The algorithm is implemented according to the following system block diagram:
The input signal arrives from the source generator or processor actor output, to be processed by the
localization algorithm, in this case into four output loudspeaker channels. (The four-channel case
represented here is easily reducible to the two-channel case by deleting the lower two loudspeaker
channels. It may also be extended to eight channels by repeating the portion to the right of the
panner for the lower four loudspeaker channels.) The localization is controlled by two parameters,
Distance and Direction. The Distance parameter varies from 0 to 1, where 0 corresponds to no distance
(i.e. the object is in your head, between your ears), and 1 corresponds to the object being at infinity,
or at least at the sonic equivalent of the "clipping plane". Direction varies between -1 and 1, with
0 corresponding to "straight ahead", -0.5 to "straight left", +0.5 to "straight right", and +/- 1
directly behind.
Direction figure
The input first passes through a distance modeler Hd set up to increasingly attenuate the amplitude
and dampen the high frequencies of the input with increasing amounts of Distance. This promotes the
illusion that a sound source is receding as the Distance is increasing. The signal then distributed
through a panner, in response to Direction, into 4 channels (or 2 or 8, depending on how vss is
initialized). The panner is a constant-power type so that the perceived loudness of the signal is
independent of Direction. The front and rear left-right signal pairs are then passed through recursive
cross-term cancelers to perform the stereo-to-planar spreading. The amount of spreading is controlled
by Distance in the 4 and 8 channel case, and by both Distance and Direction in the 2-channel case. The
spreading is generally controlled so as to reduce it with increasing distance, until it disappears at a
distance of 0.5. This produces a strong near-field distance cue which varies continuously from a
between-the-ears experience at zero Distance, to, at Distance = 0.5, a definite positioning of the
source along a circle circimscribing the speaker locations in space. (With eight channels, the source
appears along the surface of a circumscribing sphere.) For two channels, the circle is "squashed" and
all localization behind the listener is made to pass through the head. Processing through Hd then
becomes the dominant distance cue at Distances greater than 0.5.
Usage
To use the localization actor, load localize.so and create an actor of type LocalizeActor.
LocalizeActor messages
In addition to the messages understood by all processor actors, the LocalizeActor understands the
following messages:
LocalizeActor handler messages
In addition to the messages understood by all handlers, the handler for the LocalizeActor
algorithm understands the following messages:
- SetInput hSound hHandler
- Set the input to come from the handler hHandler.
- SetInput hSound
- Set the input to zero (i.e., silence the input).

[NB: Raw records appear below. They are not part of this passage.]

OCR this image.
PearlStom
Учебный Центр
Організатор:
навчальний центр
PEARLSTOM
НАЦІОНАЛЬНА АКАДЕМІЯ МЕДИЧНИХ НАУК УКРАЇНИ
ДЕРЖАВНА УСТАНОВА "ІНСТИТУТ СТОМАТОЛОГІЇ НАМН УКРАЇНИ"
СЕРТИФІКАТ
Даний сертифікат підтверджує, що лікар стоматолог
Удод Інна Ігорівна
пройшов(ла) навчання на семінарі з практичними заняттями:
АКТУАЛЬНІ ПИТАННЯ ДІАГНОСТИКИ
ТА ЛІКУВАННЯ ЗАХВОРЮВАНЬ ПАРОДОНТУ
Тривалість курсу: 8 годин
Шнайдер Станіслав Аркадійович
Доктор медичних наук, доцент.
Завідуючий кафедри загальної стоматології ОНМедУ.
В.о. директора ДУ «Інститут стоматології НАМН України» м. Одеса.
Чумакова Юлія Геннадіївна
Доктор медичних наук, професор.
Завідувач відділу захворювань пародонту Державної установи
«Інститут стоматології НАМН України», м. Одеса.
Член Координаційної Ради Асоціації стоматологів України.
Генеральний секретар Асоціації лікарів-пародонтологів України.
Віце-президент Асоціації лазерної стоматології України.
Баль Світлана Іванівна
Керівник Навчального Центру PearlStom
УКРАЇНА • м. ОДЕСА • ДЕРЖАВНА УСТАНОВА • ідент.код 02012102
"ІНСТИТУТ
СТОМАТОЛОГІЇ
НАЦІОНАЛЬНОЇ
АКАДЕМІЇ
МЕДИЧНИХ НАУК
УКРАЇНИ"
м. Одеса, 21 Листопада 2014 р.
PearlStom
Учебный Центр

- SetDirection hSound x time
- Set the perceived direction of the sound source, relative to the listener, to
x. Range is normalized to [-1,1], with 0 mapping to straight ahead, -0.5
mapping to directly left, +0.5 mapping to directly right, and +/-1 mapping to
directly behind. If time is specified, modulate to the new direction over
the specified duration.
- SetDistance hSound x time
- Set the perceived distance of the sound source, relative to the listener, to
x. Range is normalized to [0,1], with 0 mapping to "no distance", i.e.,
the sound source is "in the head, between the ears", and 1 mapping to infinite
distance, i.e., the object is at the clipping plane. If time is specified,
modulate to the new distance over the specified duration.
- For tuning purposes only
- SetA hSound x time
- Tune the optimal cross-cancellation gain, setting it to x. Range is
between [-1,1], with roughly -0.6 being default. If time is specified,
modulate to the new distance over the specified duration.
- SetT hSound x time
- Tune the optimal cross-cancellation delay, setting it to x milliseconds.
Range is between [0,1] millisecond, with roughly 0.2 being default. If time
is specified, modulate to the new distance over the specified duration.